Bug 683605

Summary:	raid creation doesn't do the right thing with --spares during kickstart
Product:	Red Hat Enterprise Linux 6	Reporter:	Jeff Vier <jv>
Component:	anaconda	Assignee:	David Lehman <dlehman>
Status:	CLOSED ERRATA	QA Contact:	Release Test Team <release-test-team-automation>
Severity:	unspecified	Docs Contact:
Priority:	unspecified
Version:	6.0	CC:	jstodola, petef
Target Milestone:	rc
Target Release:	---
Hardware:	Unspecified
OS:	Unspecified
Whiteboard:
Fixed In Version:	anaconda-13.21.107-1	Doc Type:	Bug Fix
Doc Text:		Story Points:	---
Clone Of:
Clones:	683956 (view as bug list)		Environment:
Last Closed:	2011-05-19 12:38:48 UTC	Type:	---
Regression:	---	Mount Type:	---
Documentation:	---	CRM:
Verified Versions:		Category:	---
oVirt Team:	---	RHEL 7.3 requirements from Atomic Host:
Cloudforms Team:	---	Target Upstream Version:
Embargoed:
Bug Depends On:	690469
Bug Blocks:

Description Jeff Vier 2011-03-09 20:30:58 UTC

Description of problem:
This config (snippet from my actual kickstart config):
 part raid.0 --ondisk=sda --asprimary --fstype ext4 --size=10000 --grow
 part raid.1 --ondisk=sdb --asprimary --fstype ext4 --size=10000 --grow
 part raid.2 --ondisk=sdc --asprimary --fstype ext4 --size=10000 --grow
 raid /     --level=1 --device=md0 --spares=1  --fstype=ext4 raid.0 raid.1 raid.2

Should result in a two-device mirror + one spare.
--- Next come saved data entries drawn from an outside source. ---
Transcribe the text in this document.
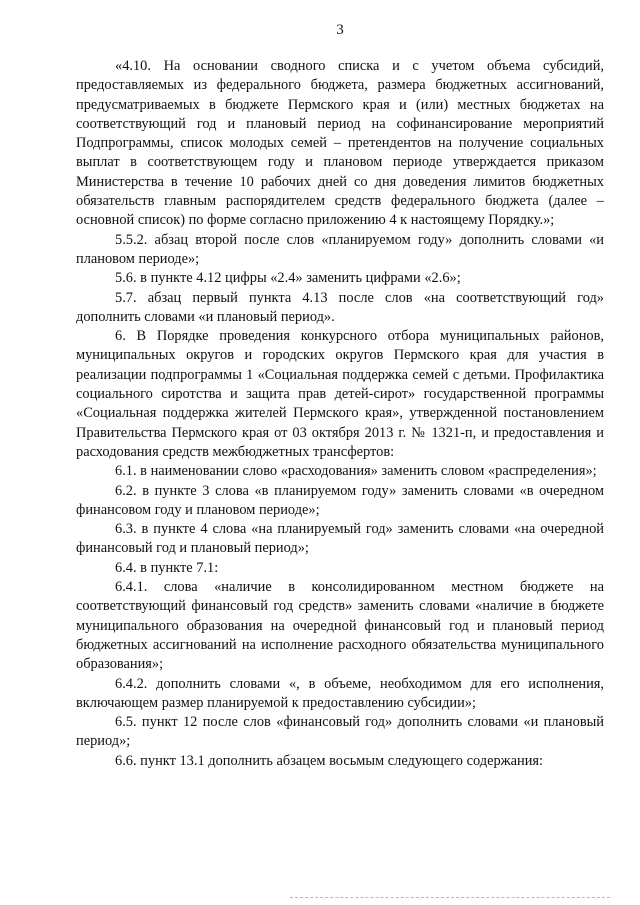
3

«4.10. На основании сводного списка и с учетом объема субсидий, предоставляемых из федерального бюджета, размера бюджетных ассигнований, предусматриваемых в бюджете Пермского края и (или) местных бюджетах на соответствующий год и плановый период на софинансирование мероприятий Подпрограммы, список молодых семей – претендентов на получение социальных выплат в соответствующем году и плановом периоде утверждается приказом Министерства в течение 10 рабочих дней со дня доведения лимитов бюджетных обязательств главным распорядителем средств федерального бюджета (далее – основной список) по форме согласно приложению 4 к настоящему Порядку.»;

5.5.2. абзац второй после слов «планируемом году» дополнить словами «и плановом периоде»;

5.6. в пункте 4.12 цифры «2.4» заменить цифрами «2.6»;

5.7. абзац первый пункта 4.13 после слов «на соответствующий год» дополнить словами «и плановый период».

6. В Порядке проведения конкурсного отбора муниципальных районов, муниципальных округов и городских округов Пермского края для участия в реализации подпрограммы 1 «Социальная поддержка семей с детьми. Профилактика социального сиротства и защита прав детей-сирот» государственной программы «Социальная поддержка жителей Пермского края», утвержденной постановлением Правительства Пермского края от 03 октября 2013 г. № 1321-п, и предоставления и расходования средств межбюджетных трансфертов:

6.1. в наименовании слово «расходования» заменить словом «распределения»;

6.2. в пункте 3 слова «в планируемом году» заменить словами «в очередном финансовом году и плановом периоде»;

6.3. в пункте 4 слова «на планируемый год» заменить словами «на очередной финансовый год и плановый период»;

6.4. в пункте 7.1:

6.4.1. слова «наличие в консолидированном местном бюджете на соответствующий финансовый год средств» заменить словами «наличие в бюджете муниципального образования на очередной финансовый год и плановый период бюджетных ассигнований на исполнение расходного обязательства муниципального образования»;

6.4.2. дополнить словами «, в объеме, необходимом для его исполнения, включающем размер планируемой к предоставлению субсидии»;

6.5. пункт 12 после слов «финансовый год» дополнить словами «и плановый период»;

6.6. пункт 13.1 дополнить абзацем восьмым следующего содержания:
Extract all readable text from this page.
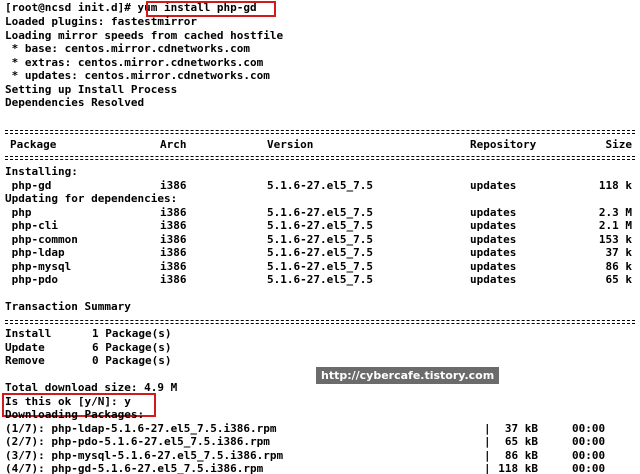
[root@ncsd init.d]# yum install php-gd
Loaded plugins: fastestmirror
Loading mirror speeds from cached hostfile
* base: centos.mirror.cdnetworks.com
* extras: centos.mirror.cdnetworks.com
* updates: centos.mirror.cdnetworks.com
Setting up Install Process
Dependencies Resolved
Package	Arch	Version	Repository	Size
Installing:
php-gd	i386	5.1.6-27.el5_7.5	updates	118 k
Updating for dependencies:
php	i386	5.1.6-27.el5_7.5	updates	2.3 M
php-cli	i386	5.1.6-27.el5_7.5	updates	2.1 M
php-common	i386	5.1.6-27.el5_7.5	updates	153 k
php-ldap	i386	5.1.6-27.el5_7.5	updates	37 k
php-mysql	i386	5.1.6-27.el5_7.5	updates	86 k
php-pdo	i386	5.1.6-27.el5_7.5	updates	65 k
Transaction Summary
Install	1 Package(s)
Update	6 Package(s)
Remove	0 Package(s)
http://cybercafe.tistory.com
Total download size: 4.9 M
Is this ok [y/N]: y
Downloading Packages:
(1/7): php-ldap-5.1.6-27.el5_7.5.i386.rpm	|	37 kB	00:00
(2/7): php-pdo-5.1.6-27.el5_7.5.i386.rpm	|	65 kB	00:00
(3/7): php-mysql-5.1.6-27.el5_7.5.i386.rpm	|	86 kB	00:00
(4/7): php-gd-5.1.6-27.el5_7.5.i386.rpm	| 118 kB	00:00
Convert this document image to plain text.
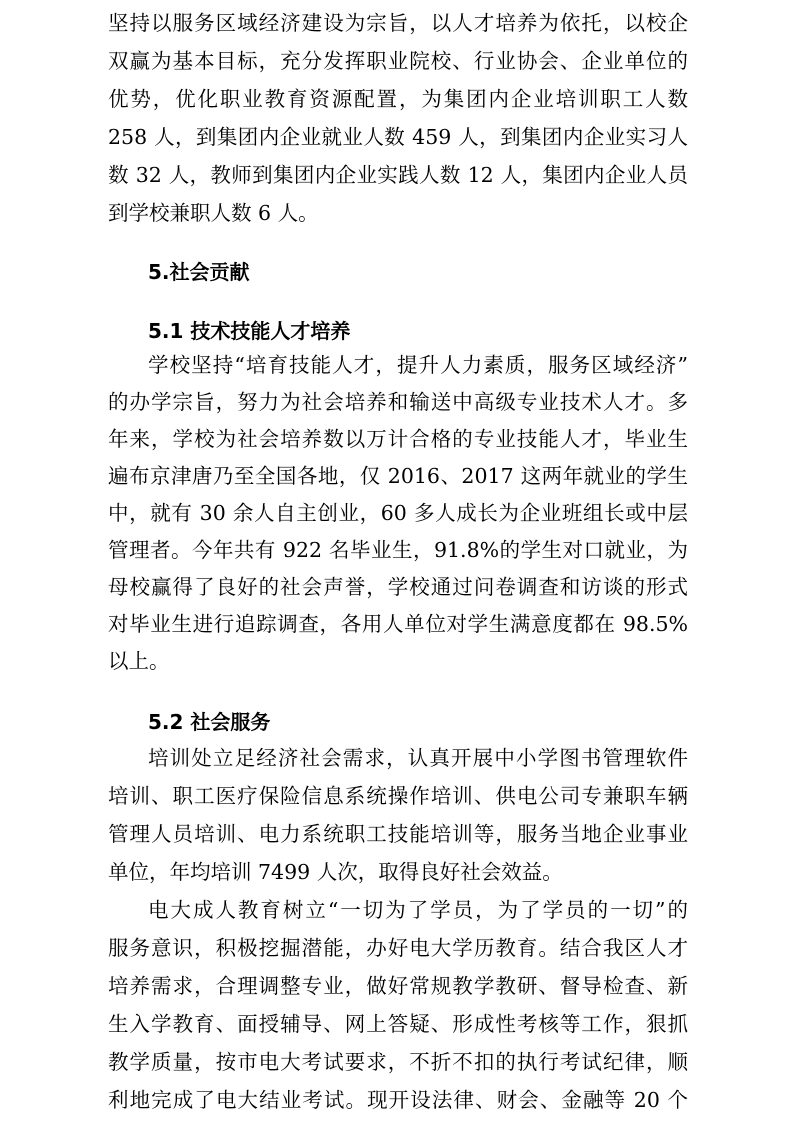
坚持以服务区域经济建设为宗旨，以人才培养为依托，以校企
双赢为基本目标，充分发挥职业院校、行业协会、企业单位的
优势，优化职业教育资源配置，为集团内企业培训职工人数
258 人，到集团内企业就业人数 459 人，到集团内企业实习人
数 32 人，教师到集团内企业实践人数 12 人，集团内企业人员
到学校兼职人数 6 人。
5.社会贡献
5.1 技术技能人才培养
学校坚持“培育技能人才，提升人力素质，服务区域经济”
的办学宗旨，努力为社会培养和输送中高级专业技术人才。多
年来，学校为社会培养数以万计合格的专业技能人才，毕业生
遍布京津唐乃至全国各地，仅 2016、2017 这两年就业的学生
中，就有 30 余人自主创业，60 多人成长为企业班组长或中层
管理者。今年共有 922 名毕业生，91.8%的学生对口就业，为
母校赢得了良好的社会声誉，学校通过问卷调查和访谈的形式
对毕业生进行追踪调查，各用人单位对学生满意度都在 98.5%
以上。
5.2 社会服务
培训处立足经济社会需求，认真开展中小学图书管理软件
培训、职工医疗保险信息系统操作培训、供电公司专兼职车辆
管理人员培训、电力系统职工技能培训等，服务当地企业事业
单位，年均培训 7499 人次，取得良好社会效益。
电大成人教育树立“一切为了学员，为了学员的一切”的
服务意识，积极挖掘潜能，办好电大学历教育。结合我区人才
培养需求，合理调整专业，做好常规教学教研、督导检查、新
生入学教育、面授辅导、网上答疑、形成性考核等工作，狠抓
教学质量，按市电大考试要求，不折不扣的执行考试纪律，顺
利地完成了电大结业考试。现开设法律、财会、金融等 20 个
Instead, it's a three-device mirror with no spare.


Also:
 raid /data --level=10 --device=md2 --spares=1 --fstype=ext4 raid.20 raid.21 raid.22 raid.23 raid.24 raid.25 raid.26 raid.27 raid.28

Results in a 9-device RAID 10 device.  I'm not even sure how that's possible :)


Version-Release number of selected component (if applicable):
uname -a:
Linux sync13.db.scl2.svc.mozilla.com 2.6.32-71.el6.x86_64 #1 SMP Wed Sep 1 01:33:01 EDT 2010 x86_64 x86_64 x86_64 GNU/Linux

mdadm is v1.1, if that matters.

How reproducible:
Every time.

Steps to Reproduce:
1. Configure kickstart as above
2. kickstart
3. mdadm --detail /dev/mdN

Note "Active Devices" vs "Spare Devices"

Further confirmed with `iostat -dx 1 | grep sd[abc]` while doing a heavy disk-write.  All three devices are lockstep in their write load.
  
Actual results:
No spares -- all devices are "active".

Expected results:
Number of spares specified used as spares.

Additional info:
Examples above are ext4, but I have reproduced with ext2, as well.

Comment 1 Jeff Vier 2011-03-09 20:41:24 UTC

Also, in the mean time, can you recommend a work-around to "convert" an active device to a spare?

Comment 3 David Lehman 2011-03-09 21:57:56 UTC

Look at the mdadm man page, in the section titled "MANAGE MODE" (you can search for that text). It gives an example of a single command to do exactly what you want done.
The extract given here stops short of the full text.